FLORIDA — The U.S. Senate race between Florida Gov. Rick Scott and Sen. Bill Nelson is still statistically too close to call -- despite Scott calling the race for himself Tuesday night.
As of Thursday, Scott leads Nelson by almost 22,000 votes, leaving a margin of less than half of 1 percent between them. And ballots are still being counted in South Florida.
"I expect that to close further as the day progresses today," said Nelson's attorney, Marc Elias.
Elias said Thursday that those ballots, along with provisional ballots, could call for a hand recount.
If the Senate race remains tighter than a 0.5 percent difference, the state can order a machine recount, the results of which would be due a week from Thursday.
If those results are tighter than a 0.25 percent margin, there will be a recount by hand, and those results wouldn't be official until Nov. 18.
County elections offices have until Saturday to submit their unofficial totals.
Nelson put out a statement Wednesday calling for a recount.

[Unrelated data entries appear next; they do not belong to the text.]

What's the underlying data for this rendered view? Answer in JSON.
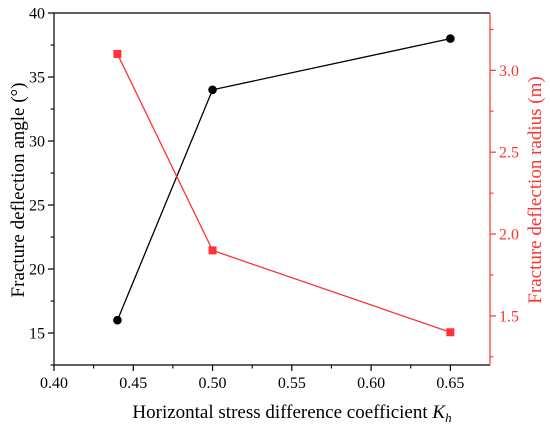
{
  "chart_data": {
    "type": "line",
    "title": "",
    "xlabel": "Horizontal stress difference coefficient ",
    "xlabel_symbol": "K",
    "xlabel_subscript": "h",
    "ylabel_left": "Fracture deflection angle (°)",
    "ylabel_right": "Fracture deflection radius (m)",
    "xlim": [
      0.4,
      0.675
    ],
    "ylim_left": [
      12.5,
      40
    ],
    "ylim_right": [
      1.2,
      3.35
    ],
    "x_ticks": [
      "0.40",
      "0.45",
      "0.50",
      "0.55",
      "0.60",
      "0.65"
    ],
    "y_left_ticks": [
      "15",
      "20",
      "25",
      "30",
      "35",
      "40"
    ],
    "y_right_ticks": [
      "1.5",
      "2.0",
      "2.5",
      "3.0"
    ],
    "grid": false,
    "series": [
      {
        "axis": "left",
        "color": "#000000",
        "marker": "circle",
        "x": [
          0.44,
          0.5,
          0.65
        ],
        "values": [
          16,
          34,
          38
        ]
      },
      {
        "axis": "right",
        "color": "#ff3333",
        "marker": "square",
        "x": [
          0.44,
          0.5,
          0.65
        ],
        "values": [
          3.1,
          1.9,
          1.4
        ]
      }
    ],
    "colors": {
      "left_axis": "#000000",
      "right_axis": "#ff3333"
    }
  }
}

A candidate himself cannot call for a recount, according state law. Only the secretary of state can do so.
Rick Scott's campaign responded by saying that the race is over.
"It's a sad way for Bill Nelson to end his career. He is desperately trying to hold on to something that no longer exists," said Chris Hartline, spokesman for Scott for Florida.
Scott's campaign doubled down on Thursday, issuing a statement claiming that Nelson is trying to steal the election.
"It is sad and embarrassing that Bill Nelson would resort to these low tactics after the voters have clearly spoken," the release said. "Maybe next, he'll start ranting that Russians stole the election from him."
In a speech to supporters in Naples just before midnight on Tuesday, Scott said he was confident in his victory.
"We've done this for over 200 years, and after these campaigns we come together and that’s what we're gonna do, we come together," he said. "So thank you to all of you because everyone in this room has been a part of it.”
Nelson has not conceded the race, and never came out to speak to the crowd at his campaign watch party Tuesday night.
Nelson has served in the Senate since 2001, and before that in Congress since 1979.